It is strange to think that, but for the vagaries of history, the man sitting opposite me might be the king of Myanmar today. U Soe Win, the great-grandson of King Thibaw, the last of an ancient line of monarchs to occupy what was known as Burma’s Lion Throne, is unassuming in appearance, avuncular even. Now in his 70s, the nominal head of the remaining direct descendents of King Thibaw is soft-spoken but passionate as he talks about the tragic history of his family.
“We lost a great deal,” he says. It is a reference to the fateful day in December 1885 when his great-grandfather was forced to abdicate by an invading British army and then packed off on a bullock cart into permanent exile at Ratnagiri, then an obscure fishing village on India’s west coast. Gone at a stroke were the numerous palaces, vast estates, golden royal regalia and priceless jewellery—including a fabled ruby known as the Nga Mauk, which was reputed to be the size of a duck egg.
While in exile King Thaibaw petitioned successive British governments for the return of his property and following his death in 1916 it was Soe Win’s grandmother, known to the British as the ‘rebel princess’, who took up the cause. Then in 2017 it was U Soe Win’s turn. He visited London on a quest to discover what had happened to the Nga Mauk ruby and although the trip was in vain, he is not about to give up the search. “To find the ruby would be a way of restoring pride in Myanmar,” he says.
Of his family’s former royal residences, today only the Golden Palace at Mandalay is open to the public but Soe Win is campaigning to restore another two with the support of his countrymen: one in Shwebo (twice the size of the Mandalay palace) and another in Amarapura, the original royal capital. “I want to work with the people of Myanmar,” he says. “Not, you understand, within any form of restored monarchy, but as a fellow citizen who thinks it is important that we know our history and understand and protect our country’s heritage.”

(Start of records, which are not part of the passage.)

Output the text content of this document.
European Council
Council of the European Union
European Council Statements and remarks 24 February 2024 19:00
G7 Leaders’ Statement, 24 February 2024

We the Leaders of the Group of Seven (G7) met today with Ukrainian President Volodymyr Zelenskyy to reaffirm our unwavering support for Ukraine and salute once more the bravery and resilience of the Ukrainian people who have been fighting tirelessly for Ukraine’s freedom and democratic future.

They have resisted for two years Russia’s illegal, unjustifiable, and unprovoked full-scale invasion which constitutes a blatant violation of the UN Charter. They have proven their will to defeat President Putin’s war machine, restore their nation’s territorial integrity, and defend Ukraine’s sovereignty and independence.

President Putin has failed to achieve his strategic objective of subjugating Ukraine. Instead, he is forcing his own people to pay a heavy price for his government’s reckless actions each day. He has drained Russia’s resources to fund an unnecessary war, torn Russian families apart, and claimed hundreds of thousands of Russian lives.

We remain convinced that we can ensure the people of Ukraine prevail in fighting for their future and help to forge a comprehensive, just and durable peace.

Unlike some of his exiled ancestors, Soe Win explains that he has had a relatively comfortable life. To be productive for his country, he joined the Ministry of Foreign Affairs and served as a diplomat in Hong Kong, Washington, Beijing and Tokyo. He says it was always his aim to promote a positive image of Myanmar overseas, even during the darkest periods of military rule.
Now retired, Soe Win and his relatives are hopeful of one day repatriating the remains of King Thibaw. To mark the centenary of the last Burmese monarch’s death, he and family members were joined by a high-level delegation, including senior members of the junta, on a visit to Ratnagiri to perform a pardawmu ceremony honouring exiles. Englishman Alex Bescoby, friend of the former diplomat and the maker of We Were Kings, the documentary being screened in Bangkok, accompanied them.
You can watch the teaser of the film here:
Passionate about football—he once managed Myanmar’s under-19 football team and headed the international department of the Myanmar Football Federation—Soe Win is the father of three children. His son runs a printing business, while his daughters are married and settled overseas, one living in the US and the other in Vietnam. On a parting note, he says he has enjoyed his latest visit to Bangkok. “I love Thailand and come here often. When I see how much the late Thai monarch has done for his people, I am full of admiration. I wish I could do a fraction of that for the people of Myanmar.”